Note de la rédaction : Nous reprenons un article du blog de Roger Colombier. Au risque de décevoir l'auteur de ces lignes (avec lequel nous partageons nombre d'analyses), nous regrettons de rappeler que la CGT a une position très proche de celle du nouveau secrétaire de la CES quand elle déclare dans sa feuille de route à l'occasion du Congrès de la CES :
« La tentation est parfois grande que de se dire: si on ne peut pas peser sur l’échelon européen, concentrons-nous sur l’espace national et si l’on ne peut pas non plus à ce niveau, concentrons-nous sur l’entreprise, l’établissement, le service. Ce repli sur soi, là où l’on travaille et milite serait salutaire si nous n’en restions pas là. »

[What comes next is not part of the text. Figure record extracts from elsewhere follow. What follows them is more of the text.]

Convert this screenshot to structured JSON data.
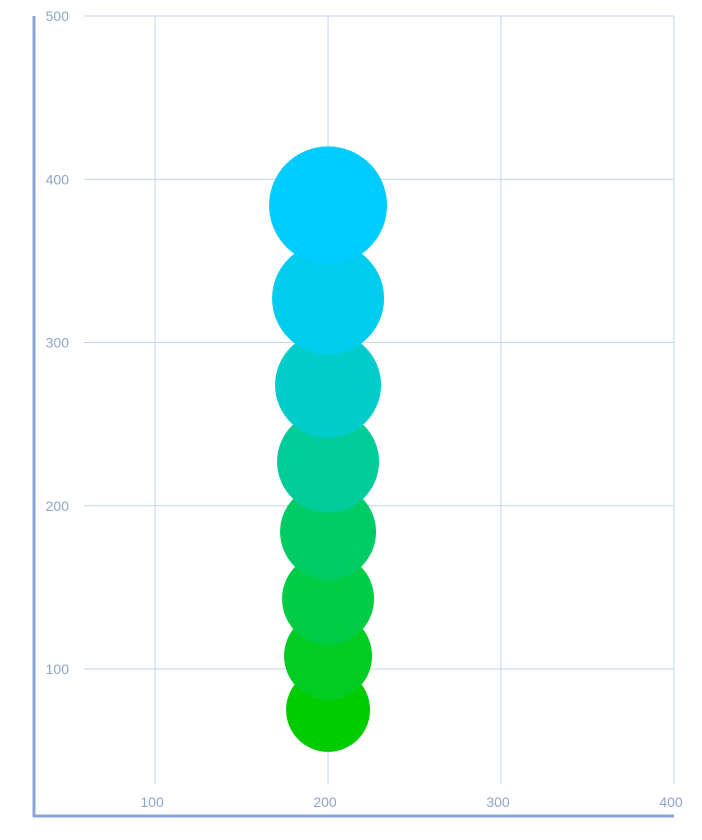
{
  "chart_data": {
    "type": "scatter",
    "title": "",
    "xlabel": "",
    "ylabel": "",
    "xlim": [
      30,
      400
    ],
    "ylim": [
      10,
      500
    ],
    "x_ticks": [
      100,
      200,
      300,
      400
    ],
    "y_ticks": [
      100,
      200,
      300,
      400,
      500
    ],
    "grid": true,
    "legend": "none",
    "series": [
      {
        "points": [
          {
            "x": 200,
            "y": 75,
            "r": 42,
            "color": "#00cc00"
          },
          {
            "x": 200,
            "y": 108,
            "r": 44,
            "color": "#00cc22"
          },
          {
            "x": 200,
            "y": 143,
            "r": 46,
            "color": "#00cc44"
          },
          {
            "x": 200,
            "y": 184,
            "r": 48,
            "color": "#00cc66"
          },
          {
            "x": 200,
            "y": 227,
            "r": 51,
            "color": "#00cc99"
          },
          {
            "x": 200,
            "y": 274,
            "r": 53,
            "color": "#00cccc"
          },
          {
            "x": 200,
            "y": 327,
            "r": 56,
            "color": "#00ccee"
          },
          {
            "x": 200,
            "y": 384,
            "r": 59,
            "color": "#00ccff"
          }
        ]
      }
    ]
  },
  "colors": {
    "grid": "#c5d3e6",
    "axis": "#88a4d8",
    "tick_label": "#8ea6c8"
  }
}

Qualifier de repli sur soi les luttes au niveau national ... c'est tout un programme. C'est toute une orientation. Et c'est celle de la CGT, aujourd'hui. Ce n'était pas celle de la CGT de l'époque du traité de RomeYG.
Publié par Le Mantois et Partout ailleurs
Le congrès de la Confédération européenne des syndicats avait débuté par les interventions progressistes (je rigole bien sûr) de Jean-Claude Juncker et de François Hollande, l'un président de la Commission européenne et l'autre représentant les 28 chefs d'état et de gouvernement, tous deux membre de l'exécutif dirigeant le capitalisme en Europe. C'était donc bonjour à l'Europe sociale! Le dernier jour du congrès, les 507 délégués, dont les 8 de la CGT, ont élu leur secrétaire général: l'italien Lucas Visentini.

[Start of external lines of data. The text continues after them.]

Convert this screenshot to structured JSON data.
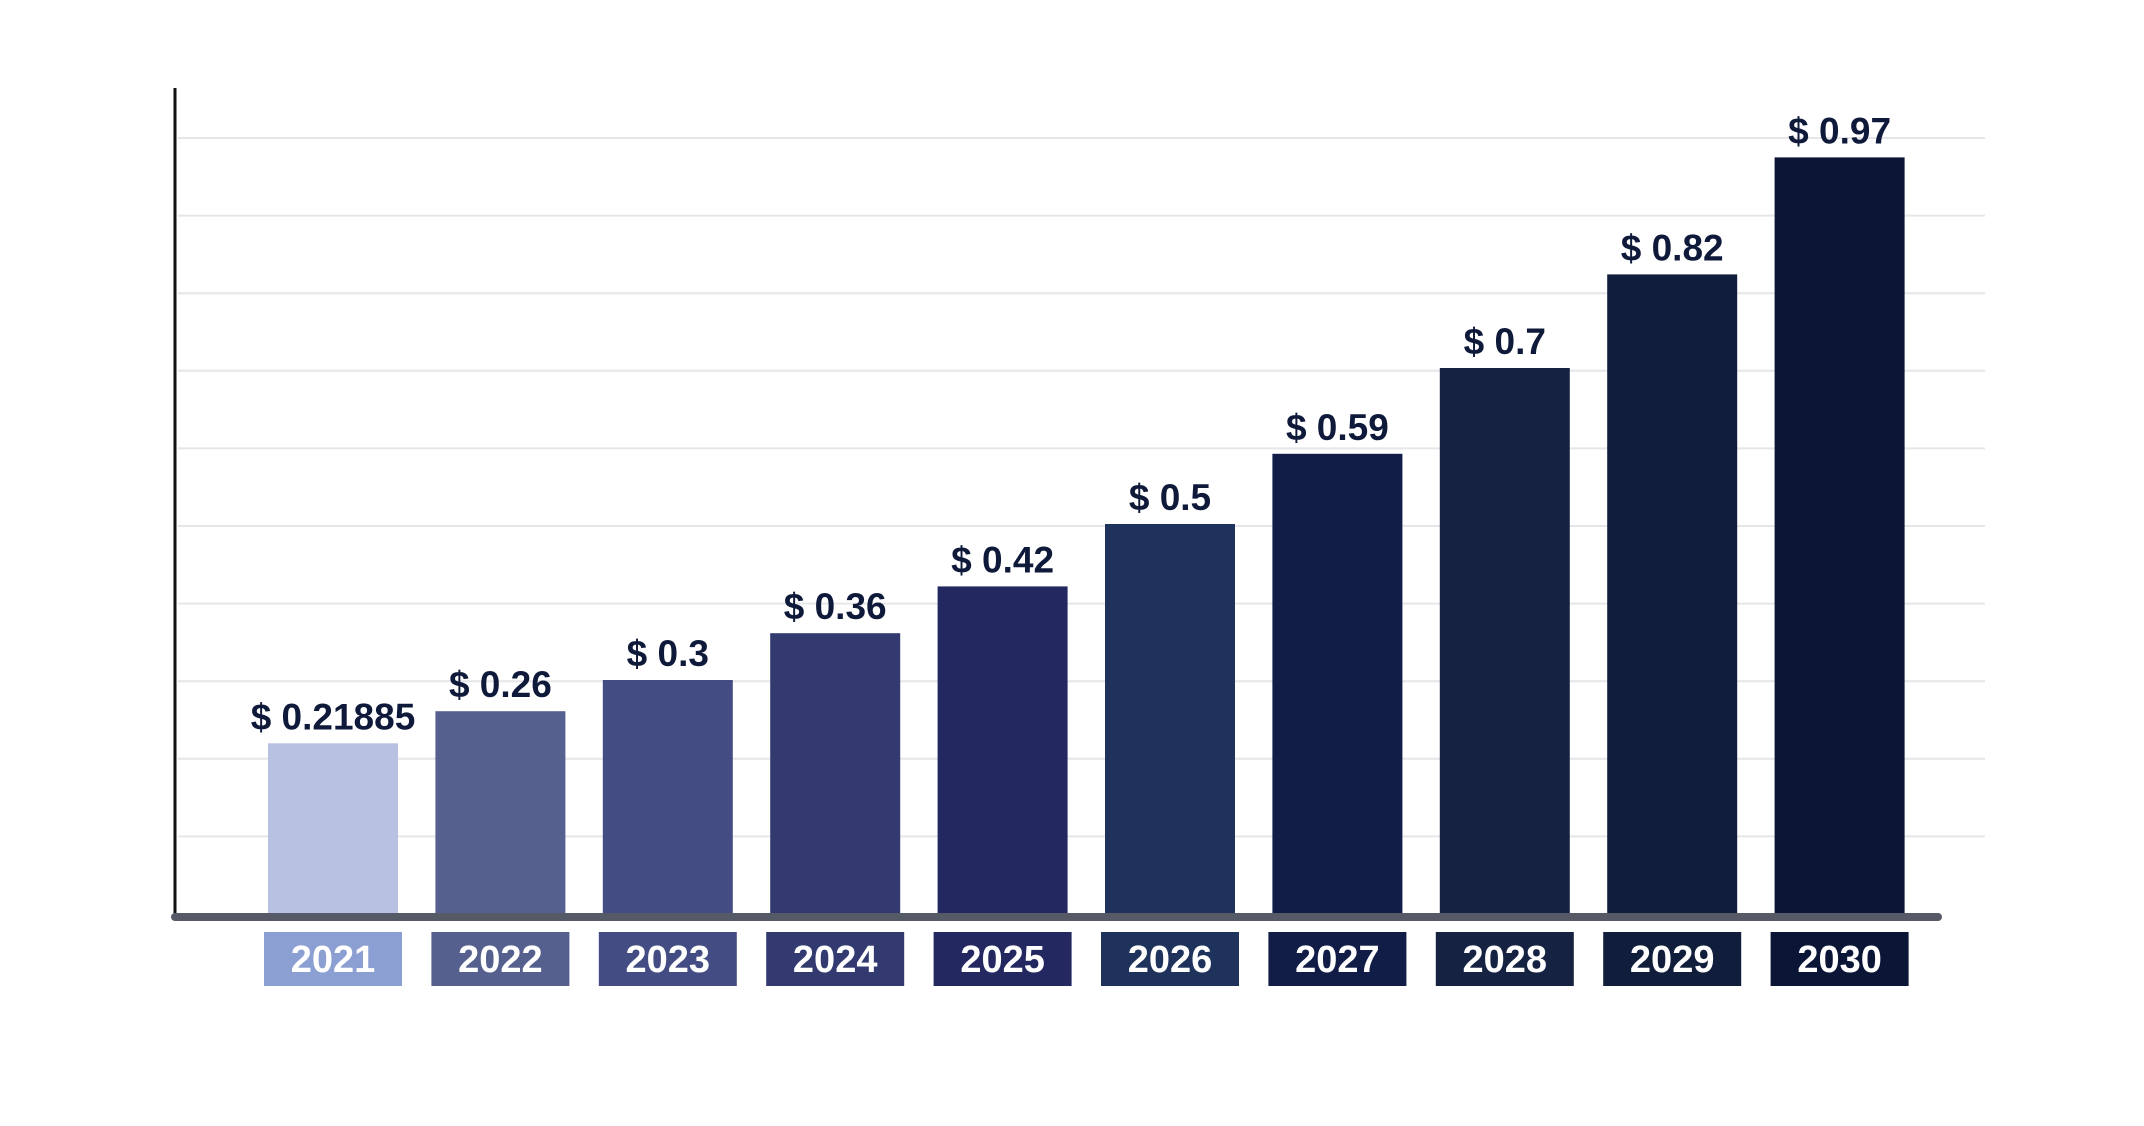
{
  "chart_data": {
    "type": "bar",
    "title": "",
    "xlabel": "",
    "ylabel": "",
    "categories": [
      "2021",
      "2022",
      "2023",
      "2024",
      "2025",
      "2026",
      "2027",
      "2028",
      "2029",
      "2030"
    ],
    "values": [
      0.21885,
      0.26,
      0.3,
      0.36,
      0.42,
      0.5,
      0.59,
      0.7,
      0.82,
      0.97
    ],
    "value_labels": [
      "$ 0.21885",
      "$ 0.26",
      "$ 0.3",
      "$ 0.36",
      "$ 0.42",
      "$ 0.5",
      "$ 0.59",
      "$ 0.7",
      "$ 0.82",
      "$ 0.97"
    ],
    "bar_colors": [
      "#b8c1e2",
      "#56608e",
      "#444d83",
      "#323a70",
      "#232960",
      "#1e325c",
      "#111d46",
      "#152242",
      "#111e3b",
      "#0b1535"
    ],
    "label_box_colors": [
      "#8c9fd2",
      "#56608e",
      "#444d83",
      "#323a70",
      "#232960",
      "#1e325c",
      "#111d46",
      "#152242",
      "#111e3b",
      "#0b1535"
    ],
    "grid": true,
    "legend": "none"
  }
}
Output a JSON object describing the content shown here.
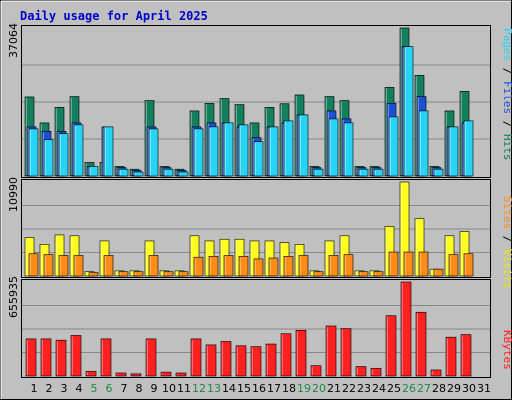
{
  "chart_data": {
    "type": "bar",
    "title": "Daily usage for April 2025",
    "days": [
      "1",
      "2",
      "3",
      "4",
      "5",
      "6",
      "7",
      "8",
      "9",
      "10",
      "11",
      "12",
      "13",
      "14",
      "15",
      "16",
      "17",
      "18",
      "19",
      "20",
      "21",
      "22",
      "23",
      "24",
      "25",
      "26",
      "27",
      "28",
      "29",
      "30",
      "31"
    ],
    "weekend_days": [
      "5",
      "6",
      "12",
      "13",
      "19",
      "20",
      "26",
      "27"
    ],
    "colors": {
      "hits": "#137f5c",
      "files": "#1a4fd6",
      "pages": "#27d4f5",
      "visits": "#ffff20",
      "sites": "#ff8c16",
      "kbytes": "#ff2020",
      "weekday_label": "#000000",
      "weekend_label": "#1a8a4a",
      "title": "#0000cc"
    },
    "panel_top": {
      "max": 37064,
      "max_label": "37064",
      "series": [
        {
          "name": "Hits",
          "values": [
            19800,
            13300,
            17200,
            19900,
            3400,
            3400,
            2400,
            1700,
            18900,
            2400,
            1700,
            16300,
            18200,
            19400,
            17900,
            13300,
            17200,
            18100,
            20300,
            2400,
            19900,
            18900,
            2400,
            2400,
            22200,
            37064,
            25200,
            2400,
            16300,
            21200,
            0
          ]
        },
        {
          "name": "Files",
          "values": [
            12300,
            11200,
            11200,
            13300,
            2400,
            12300,
            2100,
            1400,
            12300,
            2100,
            1400,
            12300,
            13300,
            13300,
            12300,
            9600,
            12300,
            13300,
            15300,
            2100,
            16300,
            14300,
            2100,
            2100,
            18200,
            32400,
            19900,
            2100,
            12300,
            13300,
            0
          ]
        },
        {
          "name": "Pages",
          "values": [
            11800,
            9100,
            10600,
            12800,
            2400,
            12300,
            1700,
            1000,
            11800,
            1700,
            1000,
            11800,
            12300,
            13300,
            12800,
            8600,
            12300,
            13800,
            15300,
            1700,
            14300,
            13300,
            1700,
            1700,
            14800,
            32400,
            16300,
            1700,
            12300,
            13800,
            0
          ]
        }
      ],
      "side_labels": [
        "Pages",
        "Files",
        "Hits"
      ]
    },
    "panel_middle": {
      "max": 10990,
      "max_label": "10990",
      "series": [
        {
          "name": "Visits",
          "values": [
            4500,
            3700,
            4800,
            4700,
            500,
            4100,
            600,
            600,
            4100,
            600,
            600,
            4700,
            4100,
            4300,
            4300,
            4100,
            4100,
            3900,
            3700,
            600,
            4100,
            4700,
            600,
            600,
            5800,
            10990,
            6700,
            800,
            4700,
            5200,
            0
          ]
        },
        {
          "name": "Sites",
          "values": [
            2600,
            2500,
            2400,
            2400,
            400,
            2400,
            500,
            500,
            2400,
            500,
            500,
            2200,
            2300,
            2400,
            2300,
            2000,
            2100,
            2300,
            2400,
            500,
            2400,
            2500,
            500,
            500,
            2800,
            2800,
            2800,
            800,
            2500,
            2600,
            0
          ]
        }
      ],
      "side_labels": [
        "Sites",
        "Visits"
      ]
    },
    "panel_bottom": {
      "max": 655935,
      "max_label": "655935",
      "series": [
        {
          "name": "KBytes",
          "values": [
            259000,
            259000,
            250000,
            283000,
            33000,
            259000,
            21000,
            15000,
            259000,
            27000,
            21000,
            259000,
            217000,
            241000,
            211000,
            205000,
            223000,
            295000,
            319000,
            72000,
            349000,
            331000,
            66000,
            54000,
            421000,
            655935,
            445000,
            42000,
            271000,
            289000,
            0
          ]
        }
      ],
      "side_labels": [
        "KBytes"
      ]
    }
  }
}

L'Humanité de ce vendredi sous-titre sa photo ainsi: "il veut mettre la question des revenus au centre du débat". Est-ce à dire que, jusqu'alors, le pouvoir d'achat des travailleurs ne fut pas la tasse de thé de la CES? Il est vrai que, pour avoir participé à nombre de manifs à Bruxelles, si la CGT fut en nombre, les syndicats européens réformistes, dont la CFDT gauloise, ne brillèrent pas par leur représentation.
Toujours sur la lutte des classes et le réformisme s'y opposant, le portait de Lucas Visentini dressé par l'Humanité: il est issu de l'UIL, l'Union italienne des travailleurs, issue de la CGIL -Confédération générale italienne des travailleurs- en 1950, lors de la guerre froide. C'est un peu court.
En 1947, en France, pour torpiller la CGT, FO est créée, financée par les USA et soutenue activement par les socialistes français. A cette époque, les ministres communistes sont chassés du gouvernement, car ils soutiennent grèves et manifestations impulsées par la CGT. En Italie, même scénario: exclusion des ministres communistes sous la pression des USA et du Vatican. Côté syndical, scission de la CGIL et création de l'UIL grâce aux USA, au pape, aux socialos et démocrates chrétiens italiens.
L'UIL est donc tout sauf une référence pour la lutte des classes.
Surtout, si je lis les propos du camarade Visentini nouveau patron de la CES, dans le journal de Pierre Laurent: "Alors que l'Europe influence très fortement le quotidien des travailleurs, ces derniers misent exclusivement sur les organisations nationales pour régler leurs problèmes. il nous faut dépasser ce paradoxe".